Weight Watchers and my wonderful leader gave me the tools and support I needed. I even enjoyed the meetings. I was losing weight and doing well. I had donated an entire closet-full of clothes to charity. I lost 4 dress sizes before Weight Watchers and another 3 dress sizes during this time. I managed to get really, really close to my goal weight. Then I hit a plateau. Drat! During this plateau I relaxed my efforts again. Plus, I had been doing the plan long enough that I stopped closely monitoring foods, guessing at portion sizes, etc. On vacations, I would eat just a little more than I needed with the thought that I’d make up for it when I got home. I put a little more distance between me and my goal weight again. I am presently still working on reaching my goal weight. I keep attending weekly meetings and working on changing my habits. I’ve even entertained the idea of throwing in the towel, but I choose to keep going.

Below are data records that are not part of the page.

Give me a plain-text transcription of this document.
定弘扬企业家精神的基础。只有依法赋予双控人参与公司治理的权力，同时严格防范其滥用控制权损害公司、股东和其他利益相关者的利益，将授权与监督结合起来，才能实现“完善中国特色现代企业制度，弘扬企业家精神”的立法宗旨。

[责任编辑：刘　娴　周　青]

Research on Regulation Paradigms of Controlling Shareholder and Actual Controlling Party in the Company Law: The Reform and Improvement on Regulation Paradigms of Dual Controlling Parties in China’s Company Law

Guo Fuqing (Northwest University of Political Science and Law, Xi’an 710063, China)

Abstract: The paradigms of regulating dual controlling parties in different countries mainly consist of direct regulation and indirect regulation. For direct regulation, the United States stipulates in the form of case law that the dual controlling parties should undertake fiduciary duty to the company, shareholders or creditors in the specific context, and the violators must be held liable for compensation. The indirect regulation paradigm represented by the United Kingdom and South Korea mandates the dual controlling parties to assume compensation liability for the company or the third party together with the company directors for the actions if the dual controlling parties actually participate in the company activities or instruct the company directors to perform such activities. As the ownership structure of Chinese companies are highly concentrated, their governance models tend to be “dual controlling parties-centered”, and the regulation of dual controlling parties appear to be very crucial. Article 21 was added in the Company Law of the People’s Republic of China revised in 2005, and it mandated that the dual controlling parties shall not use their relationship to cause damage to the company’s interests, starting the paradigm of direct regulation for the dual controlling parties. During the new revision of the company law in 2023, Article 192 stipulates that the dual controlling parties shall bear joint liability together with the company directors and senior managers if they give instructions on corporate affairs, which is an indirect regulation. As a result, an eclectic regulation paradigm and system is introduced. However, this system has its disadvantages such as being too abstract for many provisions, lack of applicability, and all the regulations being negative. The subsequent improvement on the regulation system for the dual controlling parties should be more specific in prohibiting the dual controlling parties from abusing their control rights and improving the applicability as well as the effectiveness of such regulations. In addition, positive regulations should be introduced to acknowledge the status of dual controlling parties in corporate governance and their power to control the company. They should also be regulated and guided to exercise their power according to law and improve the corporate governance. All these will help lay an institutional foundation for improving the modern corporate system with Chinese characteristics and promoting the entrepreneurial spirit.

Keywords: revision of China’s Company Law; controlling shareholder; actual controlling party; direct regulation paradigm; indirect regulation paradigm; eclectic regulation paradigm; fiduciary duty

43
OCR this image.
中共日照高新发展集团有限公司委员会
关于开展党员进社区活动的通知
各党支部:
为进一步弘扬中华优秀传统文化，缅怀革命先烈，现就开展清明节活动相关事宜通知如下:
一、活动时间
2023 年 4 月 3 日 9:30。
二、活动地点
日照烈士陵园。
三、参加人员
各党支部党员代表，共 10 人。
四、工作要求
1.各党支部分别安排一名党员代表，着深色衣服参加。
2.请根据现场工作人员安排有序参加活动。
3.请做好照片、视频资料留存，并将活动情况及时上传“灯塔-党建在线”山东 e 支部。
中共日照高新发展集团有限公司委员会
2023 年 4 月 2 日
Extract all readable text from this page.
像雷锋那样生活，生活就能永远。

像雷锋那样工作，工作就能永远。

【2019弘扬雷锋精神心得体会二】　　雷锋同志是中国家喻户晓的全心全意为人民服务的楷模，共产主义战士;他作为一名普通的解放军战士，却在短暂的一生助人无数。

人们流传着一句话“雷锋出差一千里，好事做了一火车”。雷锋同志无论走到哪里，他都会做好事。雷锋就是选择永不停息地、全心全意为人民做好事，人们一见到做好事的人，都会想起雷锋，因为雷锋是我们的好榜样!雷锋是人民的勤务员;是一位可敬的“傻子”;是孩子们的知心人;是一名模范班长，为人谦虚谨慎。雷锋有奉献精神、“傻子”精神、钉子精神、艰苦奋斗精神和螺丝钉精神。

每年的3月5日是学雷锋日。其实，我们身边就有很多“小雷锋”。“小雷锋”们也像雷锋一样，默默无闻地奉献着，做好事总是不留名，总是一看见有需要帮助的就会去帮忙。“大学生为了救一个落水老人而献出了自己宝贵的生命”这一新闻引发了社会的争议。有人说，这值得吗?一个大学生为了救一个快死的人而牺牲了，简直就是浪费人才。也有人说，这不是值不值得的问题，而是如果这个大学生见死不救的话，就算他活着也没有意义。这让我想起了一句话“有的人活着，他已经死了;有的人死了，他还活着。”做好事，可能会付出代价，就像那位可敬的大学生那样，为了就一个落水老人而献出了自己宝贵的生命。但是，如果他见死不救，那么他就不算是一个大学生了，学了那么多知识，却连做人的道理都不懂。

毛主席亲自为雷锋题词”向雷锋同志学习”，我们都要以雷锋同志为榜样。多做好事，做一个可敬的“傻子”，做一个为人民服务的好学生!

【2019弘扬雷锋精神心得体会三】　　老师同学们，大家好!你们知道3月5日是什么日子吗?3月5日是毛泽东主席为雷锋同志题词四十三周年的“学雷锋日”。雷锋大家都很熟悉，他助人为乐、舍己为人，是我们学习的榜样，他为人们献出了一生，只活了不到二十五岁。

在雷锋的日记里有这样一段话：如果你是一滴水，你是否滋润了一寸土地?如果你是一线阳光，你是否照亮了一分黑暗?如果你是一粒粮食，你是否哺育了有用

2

So, returning to the ruler analogy, was I successful? That inner voice tells me that I am not successful until I reach my goal weight. But then I’m reminded of a topic that was discussed in a Weight Watchers meeting: Give Yourself Credit. The challenge was to take a close look at everything we did right rather than focusing on everything we did wrong. My leader suggested that each time we made a good choice, or a better choice than we might have made in the past, that we keep track. One way to keep track would be to put a coin (or a dollar bill) in a jar for every good choice. At the end of six weeks, we would see how many things we did right. As a bonus, we could plan to spend that money on a non-food reward. I opted not to use money for tracking my credits but I did hang a sheet of paper on my refrigerator and made a tally mark for each credit. For example, each time I drank enough water that day, I’d put a mark on the sheet. If I opted to eat a piece of fruit instead of something sweet or high fat, I’d put a mark on the sheet. It’s amazing what happens when you start looking for the good things instead of focusing on the negative! (Oh, and I did reward myself.)

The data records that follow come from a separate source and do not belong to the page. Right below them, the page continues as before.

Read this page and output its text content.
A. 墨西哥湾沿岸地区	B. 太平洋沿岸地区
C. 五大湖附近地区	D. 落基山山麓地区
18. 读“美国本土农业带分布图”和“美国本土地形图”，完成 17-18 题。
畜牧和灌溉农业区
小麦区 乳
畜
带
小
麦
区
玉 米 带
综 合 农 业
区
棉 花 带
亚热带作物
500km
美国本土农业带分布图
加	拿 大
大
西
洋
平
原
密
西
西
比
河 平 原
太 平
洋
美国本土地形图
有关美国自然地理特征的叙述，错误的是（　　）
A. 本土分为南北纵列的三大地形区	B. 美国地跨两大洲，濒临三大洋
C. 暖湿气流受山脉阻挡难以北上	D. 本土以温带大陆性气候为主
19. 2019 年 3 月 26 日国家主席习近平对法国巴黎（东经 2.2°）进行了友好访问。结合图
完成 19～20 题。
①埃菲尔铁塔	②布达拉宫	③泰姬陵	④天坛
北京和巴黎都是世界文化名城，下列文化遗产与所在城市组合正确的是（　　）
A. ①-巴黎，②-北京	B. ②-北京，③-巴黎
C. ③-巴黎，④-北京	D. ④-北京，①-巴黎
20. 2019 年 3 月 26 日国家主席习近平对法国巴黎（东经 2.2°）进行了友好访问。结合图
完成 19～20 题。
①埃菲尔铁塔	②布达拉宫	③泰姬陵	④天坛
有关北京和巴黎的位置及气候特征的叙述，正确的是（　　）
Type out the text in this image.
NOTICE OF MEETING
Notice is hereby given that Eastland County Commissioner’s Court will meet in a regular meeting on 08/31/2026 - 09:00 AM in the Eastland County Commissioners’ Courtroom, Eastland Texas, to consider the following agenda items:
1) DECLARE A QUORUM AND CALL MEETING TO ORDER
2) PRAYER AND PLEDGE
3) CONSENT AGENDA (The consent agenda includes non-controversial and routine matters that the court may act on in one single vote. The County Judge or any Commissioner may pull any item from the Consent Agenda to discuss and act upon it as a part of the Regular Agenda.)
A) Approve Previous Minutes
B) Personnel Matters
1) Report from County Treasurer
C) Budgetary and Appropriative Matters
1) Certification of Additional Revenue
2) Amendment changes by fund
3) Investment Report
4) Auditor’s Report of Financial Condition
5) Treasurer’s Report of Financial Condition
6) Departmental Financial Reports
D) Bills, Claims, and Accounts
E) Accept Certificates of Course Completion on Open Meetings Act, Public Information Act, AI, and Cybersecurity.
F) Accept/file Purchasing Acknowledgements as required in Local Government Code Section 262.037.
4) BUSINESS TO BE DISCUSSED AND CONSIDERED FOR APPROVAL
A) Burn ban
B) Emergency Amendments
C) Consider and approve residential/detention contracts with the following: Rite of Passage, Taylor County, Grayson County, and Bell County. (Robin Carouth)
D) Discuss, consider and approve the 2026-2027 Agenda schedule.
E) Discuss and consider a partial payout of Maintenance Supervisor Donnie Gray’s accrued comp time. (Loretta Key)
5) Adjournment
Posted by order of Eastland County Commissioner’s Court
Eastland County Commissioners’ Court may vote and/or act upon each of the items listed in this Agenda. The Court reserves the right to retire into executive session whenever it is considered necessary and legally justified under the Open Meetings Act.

Those little tally marks represented small successes each day. And, as I look back through my journey over the years, I can see that even though there were times when it seemed I took three steps forward and two steps back, I still managed to find success. I just didn’t recognize it at the time. I did lose weight. And even though I didn’t always keep it off, I learned from it. I made better choices even if they weren’t always the best choices. All of this is a learning process. I still make bad choices. And it’s so very easy for me to focus on the 20% that I did wrong instead of the 80% that I do right.
What’s wrong with this picture? If my friend was berating herself about this, I would be the first one to encourage her. Then why won’t I encourage myself? I’m much harder on myself than I should be. That’s probably why my “success ruler” has gotten so very long. I’m so focused on the success at the end, I’ve forgotten to take notice of the small successes along the way.

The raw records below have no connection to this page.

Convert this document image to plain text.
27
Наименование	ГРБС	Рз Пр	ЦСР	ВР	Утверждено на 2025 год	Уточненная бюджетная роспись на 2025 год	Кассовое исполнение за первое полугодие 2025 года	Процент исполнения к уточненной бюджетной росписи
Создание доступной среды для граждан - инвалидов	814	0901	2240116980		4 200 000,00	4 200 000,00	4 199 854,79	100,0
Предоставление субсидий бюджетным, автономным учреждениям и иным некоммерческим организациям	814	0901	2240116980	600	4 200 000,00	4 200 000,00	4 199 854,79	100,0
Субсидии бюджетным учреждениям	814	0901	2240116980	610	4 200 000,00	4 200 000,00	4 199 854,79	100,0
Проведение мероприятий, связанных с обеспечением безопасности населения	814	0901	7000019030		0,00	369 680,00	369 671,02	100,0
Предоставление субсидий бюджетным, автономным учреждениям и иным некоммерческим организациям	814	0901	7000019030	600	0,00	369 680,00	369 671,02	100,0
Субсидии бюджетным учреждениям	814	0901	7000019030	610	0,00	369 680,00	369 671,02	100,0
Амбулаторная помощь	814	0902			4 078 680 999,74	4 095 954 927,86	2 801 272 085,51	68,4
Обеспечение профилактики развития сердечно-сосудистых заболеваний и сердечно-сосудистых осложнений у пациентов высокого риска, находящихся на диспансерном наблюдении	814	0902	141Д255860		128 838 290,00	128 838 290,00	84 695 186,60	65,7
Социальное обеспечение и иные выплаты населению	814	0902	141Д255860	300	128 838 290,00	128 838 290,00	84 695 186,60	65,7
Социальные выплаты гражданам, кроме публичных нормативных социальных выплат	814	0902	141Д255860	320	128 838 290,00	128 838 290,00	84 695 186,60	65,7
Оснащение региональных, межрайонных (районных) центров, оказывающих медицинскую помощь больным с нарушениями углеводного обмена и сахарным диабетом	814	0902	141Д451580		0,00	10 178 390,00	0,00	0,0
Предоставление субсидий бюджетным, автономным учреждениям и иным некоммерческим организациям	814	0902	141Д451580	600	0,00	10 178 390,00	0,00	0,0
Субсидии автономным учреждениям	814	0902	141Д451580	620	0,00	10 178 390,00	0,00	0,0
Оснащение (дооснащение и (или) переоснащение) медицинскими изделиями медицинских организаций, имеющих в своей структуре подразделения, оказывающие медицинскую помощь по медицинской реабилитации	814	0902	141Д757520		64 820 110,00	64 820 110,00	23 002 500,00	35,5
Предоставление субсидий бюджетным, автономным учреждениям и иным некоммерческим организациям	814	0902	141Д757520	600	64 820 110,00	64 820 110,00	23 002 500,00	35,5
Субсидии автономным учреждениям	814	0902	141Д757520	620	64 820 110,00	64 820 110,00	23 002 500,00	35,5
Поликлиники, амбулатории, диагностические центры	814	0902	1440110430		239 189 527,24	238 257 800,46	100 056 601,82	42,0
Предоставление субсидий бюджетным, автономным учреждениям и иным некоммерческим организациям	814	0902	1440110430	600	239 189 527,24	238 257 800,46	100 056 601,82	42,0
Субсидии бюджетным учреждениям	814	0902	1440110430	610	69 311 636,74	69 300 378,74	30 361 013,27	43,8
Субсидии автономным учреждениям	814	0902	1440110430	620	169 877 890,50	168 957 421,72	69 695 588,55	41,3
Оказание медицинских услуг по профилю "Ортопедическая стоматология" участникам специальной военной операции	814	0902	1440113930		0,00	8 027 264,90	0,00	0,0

Have you ever examined a ruler? There are tiny little marks all along the ruler which indicate the measurements--inches, quarter inches, etc. It’s impossible to get from one end of the ruler to the other without passing all those little marks. I think I’ll look at those marks a little differently from now on. Those are success marks! And they go all the way to the end!
Author of The Child Sensitive Communication Grid
P.S. You may have noticed that I haven’t given any totals about how much weight I’ve lost. That’s because I don’t want to focus on the numbers here but I do want to focus on healthy thinking and healthy living.